Never touched her or harmed her in our entire marriage.
I have been having suicidal fantasies for so many years of my life, they are like an everyday occurrence I quit mentioning.
You are right.
I am in a dangerous place.
I had an episode yesterday that had me feeling impaired enough that I felt drunk. Like a wall of water was drowning me and all I could do was let it run it’s course.
I thought I could die in my sleep with my heart weighing down.
So I went to bed.
My mother in law moved in with a serious alcohol addiction. And she has been screaming in her sleep like bloody murder. Wife is gone for the weekend.
And I think hearing that and all triggered it.
The worst one I have had since twin heart attacks last year with clean blood work accept diabetes from a medication 10 years ago to treat tremors. Add that to trust issues. Lol
We are divorcing after 27 years because of my issues and her needs.
I can’t get therapist to return a call, and quite frankly I have quit trying since all I am is a billable entity to profit off of.
I am afraid that my darkness is going to kill me.
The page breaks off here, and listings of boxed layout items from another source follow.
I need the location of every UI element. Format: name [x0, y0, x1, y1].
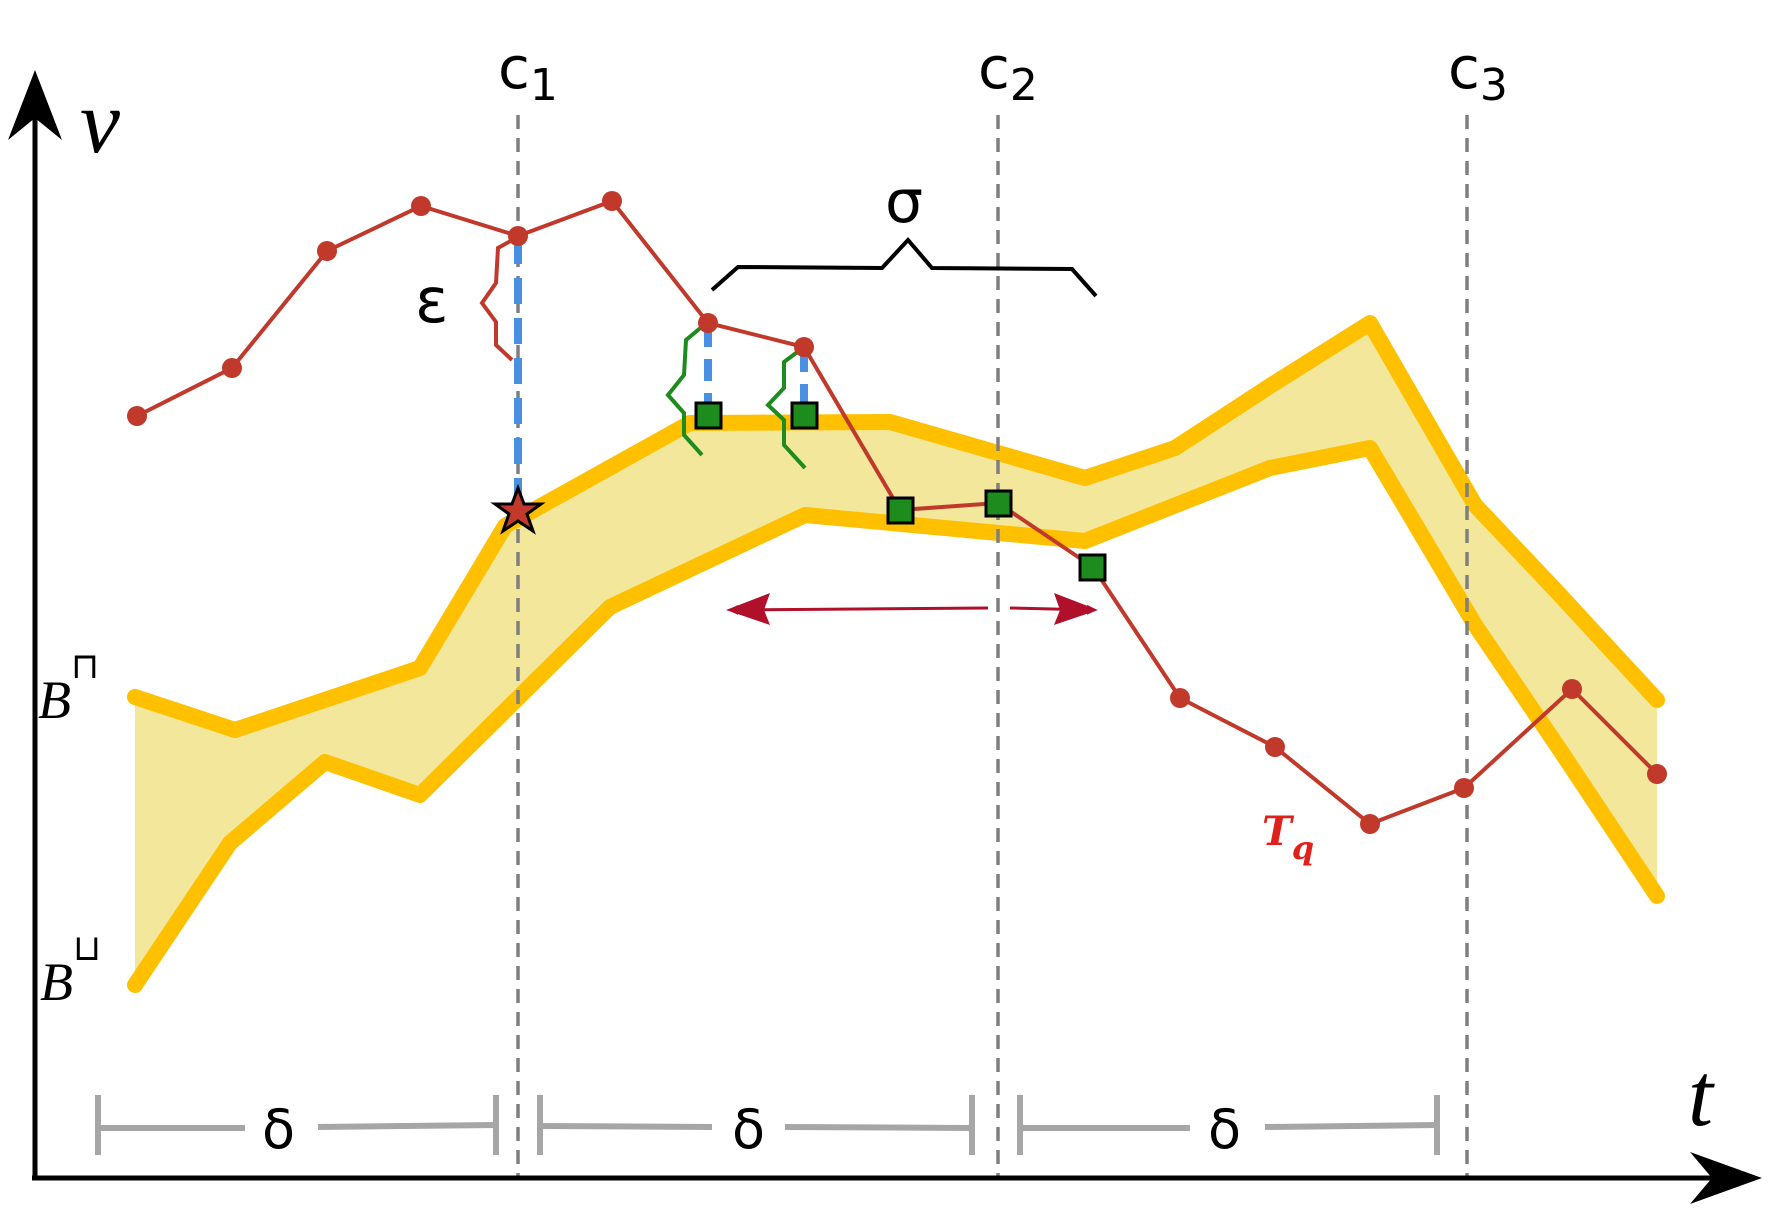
matched-points — [694, 401, 1107, 582]
sigma-arrowhead-right — [1054, 593, 1098, 625]
sigma-label: σ — [885, 167, 923, 237]
cut-label-c1: c1 — [498, 34, 558, 111]
x-axis-arrowhead — [1690, 1152, 1762, 1204]
sigma-arrow-left — [728, 604, 989, 615]
match-brace-2 — [765, 348, 807, 470]
trajectory-point — [1265, 737, 1285, 757]
matched-point — [694, 401, 723, 430]
trajectory-point — [1360, 814, 1380, 834]
trajectory-point — [1454, 778, 1474, 798]
matched-point — [984, 489, 1013, 518]
band-upper-boundary — [127, 315, 1665, 738]
band-entry-star — [490, 483, 546, 535]
trajectory-point — [1170, 688, 1190, 708]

That seems like mercy if it does.
Suicide is not an option since life insurance won’t pay out for that.
At 50 I am tired of feeling like this my whole life.
I hope I wake up okay one day. And just know what to do with my life.
But that’s not likely is it.
What do you suggest?
I am not a mental health professional so I can’t really give you advice. Perhaps some others will comment with something helpful to say. I can say that I found a counselor (a psychologist) who specialized in treating children with mental health challenges due to abuse and neglect who helped me enormously. Perhaps a trauma-informed therapist can help you? I’m sorry I don’t have more. Shirley
Matt – spot on. I’m 54 same place, plus 4 years. Have the mental suicide conversation all the time. Is there a way that won’t look like it was intentional.